Bethany C. Morrow
MEM is a rare novel, a small book carrying very big ideas, the kind of story that stays with you long after you’ve finished reading it.
Set in the glittering art deco world of a century ago, MEM makes one slight alteration to history: a scientist in Montreal discovers a method allowing people to have their memories extracted from their minds, whole and complete.
The Mems exist as mirror-images of their source — zombie-like creatures destined to experience that singular memory over and over, until they expire in the cavernous Vault where they are kept. And then there is Dolores Extract #1, the first Mem capable of creating her own memories.
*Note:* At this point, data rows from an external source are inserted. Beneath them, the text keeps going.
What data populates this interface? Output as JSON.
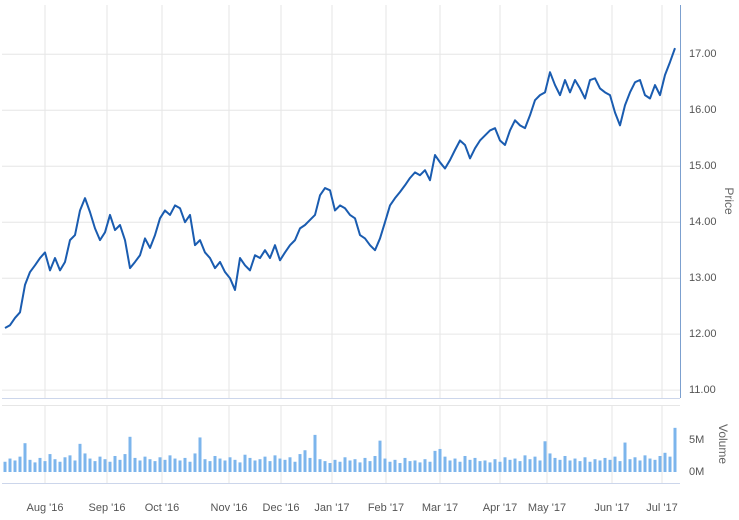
{
  "chart_data": [
    {
      "type": "line",
      "color": "#1a5cb0",
      "ylabel": "Price",
      "xlim": [
        -0.6,
        135
      ],
      "xticks": [
        {
          "value": 8,
          "label": "Aug '16"
        },
        {
          "value": 20.4,
          "label": "Sep '16"
        },
        {
          "value": 31.4,
          "label": "Oct '16"
        },
        {
          "value": 44.8,
          "label": "Nov '16"
        },
        {
          "value": 55.2,
          "label": "Dec '16"
        },
        {
          "value": 65.4,
          "label": "Jan '17"
        },
        {
          "value": 76.2,
          "label": "Feb '17"
        },
        {
          "value": 87,
          "label": "Mar '17"
        },
        {
          "value": 99,
          "label": "Apr '17"
        },
        {
          "value": 108.4,
          "label": "May '17"
        },
        {
          "value": 121.4,
          "label": "Jun '17"
        },
        {
          "value": 131.4,
          "label": "Jul '17"
        }
      ],
      "ylim": [
        10.86,
        17.88
      ],
      "yticks": [
        {
          "value": 11,
          "label": "11.00"
        },
        {
          "value": 12,
          "label": "12.00"
        },
        {
          "value": 13,
          "label": "13.00"
        },
        {
          "value": 14,
          "label": "14.00"
        },
        {
          "value": 15,
          "label": "15.00"
        },
        {
          "value": 16,
          "label": "16.00"
        },
        {
          "value": 17,
          "label": "17.00"
        }
      ],
      "grid": true,
      "values": [
        12.11,
        12.16,
        12.29,
        12.39,
        12.88,
        13.11,
        13.23,
        13.36,
        13.46,
        13.14,
        13.36,
        13.14,
        13.29,
        13.68,
        13.77,
        14.21,
        14.43,
        14.18,
        13.89,
        13.68,
        13.82,
        14.13,
        13.86,
        13.95,
        13.68,
        13.18,
        13.29,
        13.41,
        13.71,
        13.54,
        13.77,
        14.07,
        14.21,
        14.13,
        14.3,
        14.25,
        14.0,
        14.13,
        13.59,
        13.68,
        13.46,
        13.36,
        13.18,
        13.29,
        13.11,
        13.0,
        12.79,
        13.36,
        13.23,
        13.14,
        13.41,
        13.36,
        13.5,
        13.36,
        13.59,
        13.32,
        13.46,
        13.59,
        13.68,
        13.89,
        13.95,
        14.04,
        14.13,
        14.48,
        14.61,
        14.57,
        14.21,
        14.3,
        14.25,
        14.13,
        14.07,
        13.77,
        13.71,
        13.59,
        13.5,
        13.71,
        14.0,
        14.3,
        14.43,
        14.54,
        14.66,
        14.79,
        14.89,
        14.84,
        14.93,
        14.75,
        15.2,
        15.07,
        14.96,
        15.11,
        15.29,
        15.46,
        15.38,
        15.14,
        15.32,
        15.46,
        15.55,
        15.64,
        15.68,
        15.46,
        15.38,
        15.64,
        15.82,
        15.73,
        15.68,
        15.91,
        16.18,
        16.27,
        16.32,
        16.68,
        16.45,
        16.27,
        16.54,
        16.32,
        16.54,
        16.39,
        16.21,
        16.54,
        16.57,
        16.39,
        16.32,
        16.27,
        15.96,
        15.73,
        16.09,
        16.32,
        16.5,
        16.54,
        16.27,
        16.21,
        16.45,
        16.27,
        16.63,
        16.86,
        17.11
      ]
    },
    {
      "type": "bar",
      "color": "#7cb5ec",
      "ylabel": "Volume",
      "ylim": [
        -1.72,
        10.47
      ],
      "yticks": [
        {
          "value": 0,
          "label": "0M"
        },
        {
          "value": 5,
          "label": "5M"
        }
      ],
      "values": [
        1.6,
        2.1,
        1.8,
        2.4,
        4.5,
        1.9,
        1.5,
        2.2,
        1.7,
        2.8,
        2.0,
        1.6,
        2.3,
        2.6,
        1.8,
        4.4,
        2.9,
        2.1,
        1.7,
        2.4,
        2.0,
        1.6,
        2.5,
        1.9,
        2.8,
        5.5,
        2.2,
        1.8,
        2.4,
        2.0,
        1.7,
        2.3,
        1.9,
        2.6,
        2.1,
        1.8,
        2.2,
        1.6,
        2.9,
        5.4,
        2.0,
        1.7,
        2.5,
        2.1,
        1.8,
        2.3,
        1.9,
        1.5,
        2.7,
        2.2,
        1.8,
        2.0,
        2.4,
        1.7,
        2.6,
        2.1,
        1.9,
        2.3,
        1.6,
        2.8,
        3.4,
        2.2,
        5.8,
        2.0,
        1.7,
        1.4,
        1.9,
        1.6,
        2.3,
        1.8,
        2.0,
        1.5,
        2.2,
        1.7,
        2.5,
        4.9,
        2.1,
        1.6,
        1.9,
        1.4,
        2.2,
        1.7,
        1.8,
        1.5,
        2.0,
        1.6,
        3.3,
        3.6,
        2.4,
        1.8,
        2.1,
        1.6,
        2.5,
        1.9,
        2.2,
        1.7,
        1.8,
        1.5,
        2.0,
        1.6,
        2.3,
        1.9,
        2.1,
        1.7,
        2.6,
        2.0,
        2.4,
        1.8,
        4.8,
        2.9,
        2.2,
        1.9,
        2.5,
        1.8,
        2.1,
        1.7,
        2.3,
        1.6,
        2.0,
        1.8,
        2.2,
        1.9,
        2.4,
        1.7,
        4.6,
        2.0,
        2.3,
        1.8,
        2.6,
        2.1,
        1.9,
        2.5,
        3.0,
        2.4,
        6.9
      ]
    }
  ]
}
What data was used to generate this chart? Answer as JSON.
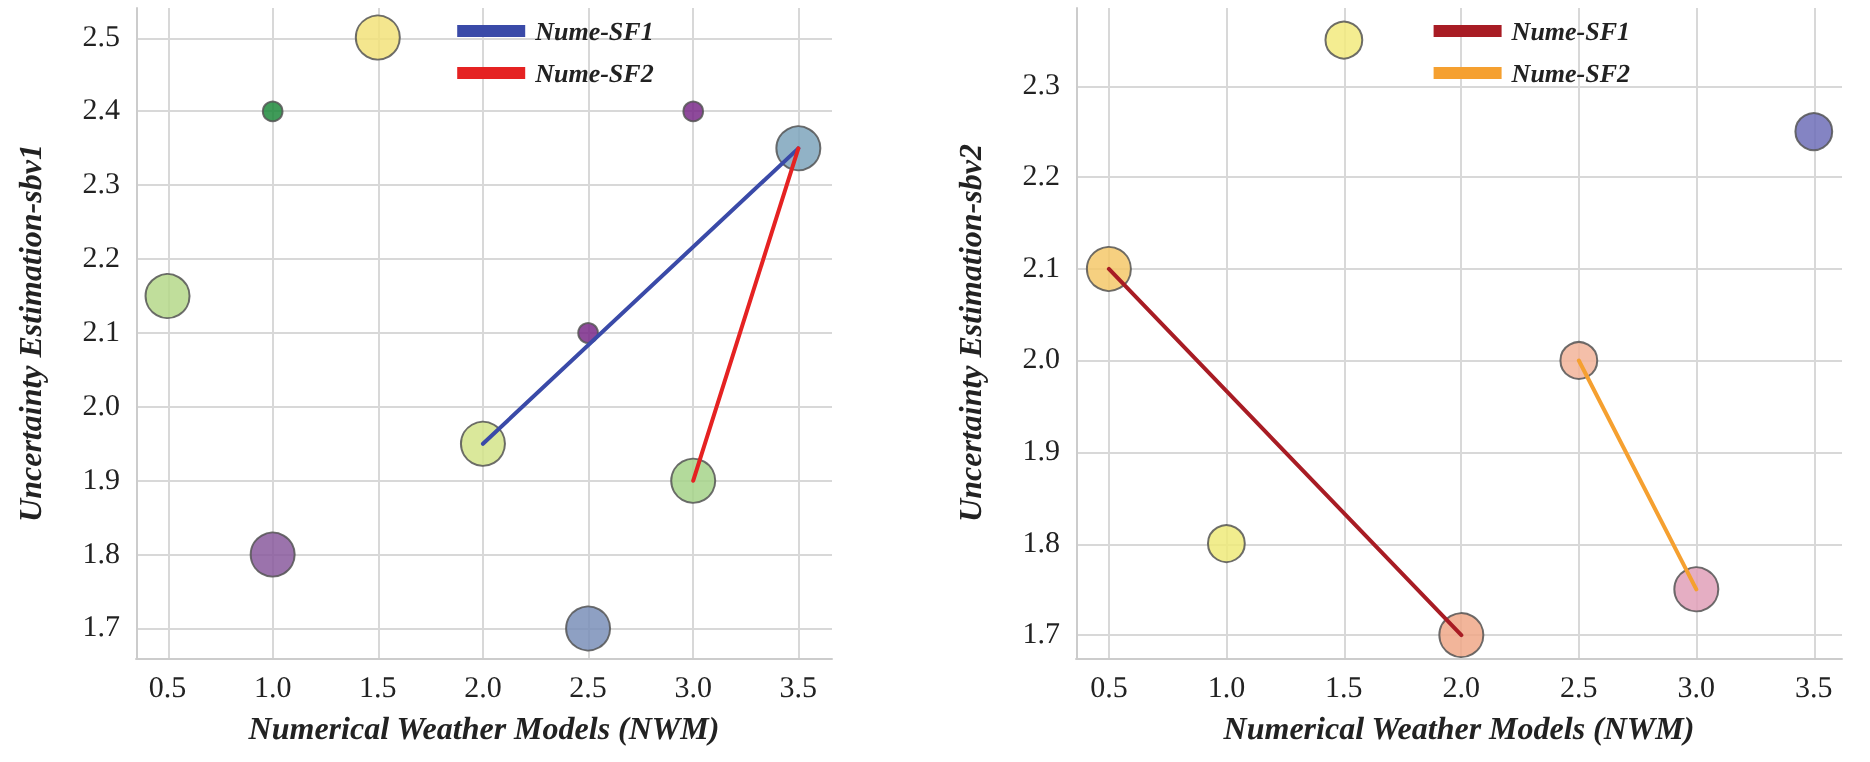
{
  "chart_data": [
    {
      "type": "bubble",
      "xlabel": "Numerical Weather Models (NWM)",
      "ylabel": "Uncertainty Estimation-sbv1",
      "xlim": [
        0.35,
        3.66
      ],
      "xticks": [
        0.5,
        {
          "value": 1,
          "label": "1.0"
        },
        1.5,
        {
          "value": 2,
          "label": "2.0"
        },
        2.5,
        {
          "value": 3,
          "label": "3.0"
        },
        3.5
      ],
      "ylim": [
        1.66,
        2.54
      ],
      "yticks": [
        1.7,
        1.8,
        1.9,
        {
          "value": 2,
          "label": "2.0"
        },
        2.1,
        2.2,
        2.3,
        2.4,
        2.5
      ],
      "grid": true,
      "legend": "top",
      "series": [
        {
          "x": [
            0.5,
            1.0,
            1.0,
            1.5,
            2.0,
            2.5,
            2.5,
            3.0,
            3.0,
            3.5
          ],
          "values": [
            2.15,
            2.4,
            1.8,
            2.5,
            1.95,
            2.1,
            1.7,
            2.4,
            1.9,
            2.35
          ],
          "sizes": [
            1,
            0.2,
            1,
            1,
            1,
            0.2,
            1,
            0.2,
            1,
            1
          ],
          "colors": [
            "#b5d88a",
            "#1e8a3c",
            "#8a5a9e",
            "#f2e27a",
            "#d4e48a",
            "#7a2a8a",
            "#7a8fb8",
            "#7a2a8a",
            "#a6d48a",
            "#7ea4bc"
          ]
        },
        {
          "type": "line",
          "name": "Nume-SF1",
          "color": "#3a4aa8",
          "x": [
            2.0,
            3.5
          ],
          "values": [
            1.95,
            2.35
          ]
        },
        {
          "type": "line",
          "name": "Nume-SF2",
          "color": "#e52222",
          "x": [
            3.0,
            3.5
          ],
          "values": [
            1.9,
            2.35
          ]
        }
      ]
    },
    {
      "type": "bubble",
      "xlabel": "Numerical Weather Models (NWM)",
      "ylabel": "Uncertainty Estimation-sbv2",
      "xlim": [
        0.36,
        3.62
      ],
      "xticks": [
        0.5,
        {
          "value": 1,
          "label": "1.0"
        },
        1.5,
        {
          "value": 2,
          "label": "2.0"
        },
        2.5,
        {
          "value": 3,
          "label": "3.0"
        },
        3.5
      ],
      "ylim": [
        1.675,
        2.385
      ],
      "yticks": [
        1.7,
        1.8,
        1.9,
        {
          "value": 2,
          "label": "2.0"
        },
        2.1,
        2.2,
        2.3
      ],
      "grid": true,
      "legend": "top",
      "series": [
        {
          "x": [
            0.5,
            1.0,
            1.5,
            2.0,
            2.5,
            3.0,
            3.5
          ],
          "values": [
            2.1,
            1.8,
            2.35,
            1.7,
            2.0,
            1.75,
            2.25
          ],
          "sizes": [
            1,
            0.7,
            0.7,
            1,
            0.7,
            1,
            0.7
          ],
          "colors": [
            "#f4c86a",
            "#eeea7a",
            "#f2ea7e",
            "#f0a888",
            "#f2b49a",
            "#e0a0b8",
            "#6e6eb8"
          ]
        },
        {
          "type": "line",
          "name": "Nume-SF1",
          "color": "#a81c24",
          "x": [
            0.5,
            2.0
          ],
          "values": [
            2.1,
            1.7
          ]
        },
        {
          "type": "line",
          "name": "Nume-SF2",
          "color": "#f5a030",
          "x": [
            2.5,
            3.0
          ],
          "values": [
            2.0,
            1.75
          ]
        }
      ]
    }
  ]
}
An ageless beauty shrouded in mystery, she is allowed to live on her own, and create her own existence, until one day she is summoned back to the Vault.
What happens next is a gorgeously rendered, heart-breaking novel in the vein of Kazuo Ishiguro’s Never Let Me Go. Debut novelist Bethany Morrow has created an allegory for our own time, exploring profound questions of ownership, and how they relate to identity, memory and history, all in the shadows of Montreal’s now forgotten slave trade.
Praise for MEM
"Staged in an alternate possibility of the last century, MEM is the story of what could happen if we found a way to remove our bad memories and store them in a surrogate. Of course these surrogates would be kept in a vault and only brought out for special occasions, maybe to impress your friends at a cocktail party. But what if one of them – let’s call her Dolores Extract #1 – did not conform to the ‘rules’ of the process... This is a searing tale of consequences, but it’s also an insightful look into what makes us who we are and what happens when we can dispose of parts of ourselves we no longer want around to haunt us. I guarantee this is a book that will dig its way into your own memories and may well keep you up at night with thoughts you just can’t turn off. What a page-turner!"
—Linda Bond, Auntie's Bookstore
"MEM is a mind bending exploration of what it means to be human. In this tight, gripping novel doctors have the ability to extract people's traumatic memories. These memories become people, sort of... Or maybe not. And what happens to the people who abuse the procedure? How do our memories shape our lives? MEM is a great read, especially for those interested in the ethics and strange reality of how new technologies impact the human condition."